Regardless of your Dad's state of health now, he is still the person who cheated on your mother whilst engaged to her. It does not matter whether he knew about the child that resulted from his casual fling, he still put himself in a position that made it possible. His child did not choose to be the result of such a casual and presumably meanwhiles affair and whilst she may have been somewhat clumsy in her approach, she is entitled to try to find out about her biological parents and yes, even to contact them if she so wishes. Given the situation you described previously, I suspect it took a lot of courage on her part, after all, she has/had no way of knowing that any of you would respect her wishes for privacy, did she? I cannot begin to imagine how it must feel, to discover that you are adopted at her age. Everything she believed about her family has been swept away. And, she doesn't even have the consolation of knowing that she was the result of a teenage romance or that she was a wanted baby. Given the age, I am sure it must have crossed her mind that not only was she the result of a 'quick shag', but also, that she probably was not wanted at all and in more recent times may well have been aborted.
Just as a matter of interest, how did she track your father down? His name was clearly not on her birth certificate. I also find it hard to imagine that someone in her position had never had cause to need her birth certificate, how did she not know she was adopted earlier?

LoopyLoopsHulaHoops · 17/02/2011 23:15

Your sister is the one who needs your sympathy and support in this, and your mother too.

Of course he was upset. HE was shocked and upset because many years ago he made a mistake that he has to face now. You can't protect him from his own mistakes.

Dylthan · 17/02/2011 23:15

This still makes me really sad.

Does your dad really want nothing to do with her or is it more that he is frightened of your mother finding out?

MummieHunnie · 17/02/2011 23:15

She probably wanted to be accepted and not to be denied. poor d/12s.

scotsgirl23 · 17/02/2011 23:16

Maybe she thought that emailing was private, and that it would be gentler than say a face to face approach? It could well be that she just typed an email and hit send before she had a chance to talk herself out of it?

I can understand that this must be horrible for your dad to face, but she will be struggling to come to terms with this and whilst your dad is old it isn't fair to simply expect her to forget about this.

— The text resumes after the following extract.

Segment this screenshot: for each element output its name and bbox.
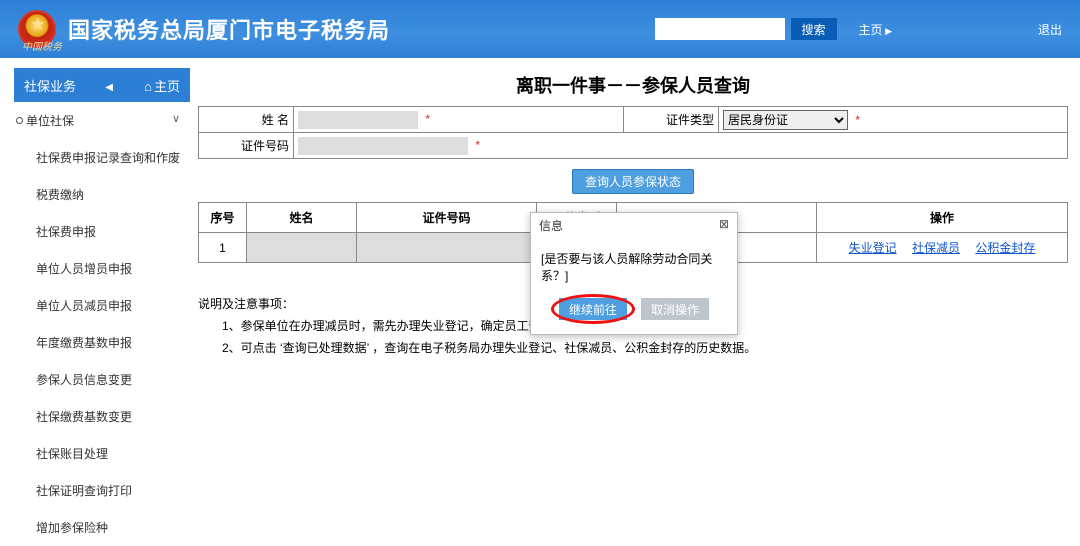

MummieHunnie · 17/02/2011 23:18

OP, why did you mention things about her on a public forum? Was it to get revenge on her for 10 people at your dad's work having access to emails, that she had no clue they would have access to? to get revenge on her?

Rhadegunde · 17/02/2011 23:18

This reply has been deleted

Message withdrawn at poster's request.

grippingon · 17/02/2011 23:19

JJ17 I feel for you in the middle of this, we can all I am sure understand feeling protective of elderly parents, and it must be a hell of a headfuck for him to find out now, over 50 years on that he has another daughter, I do get it. (Ed Miliband stylee).. Maybe you should leave your parents to sort it out, and just be there to support your parents as they come to terms with this? It seems like your mum is likely to find out and there is a danger that the adopted lady will become the enemy in all this, when clearly she isn't, she's just trying to make sense of her life.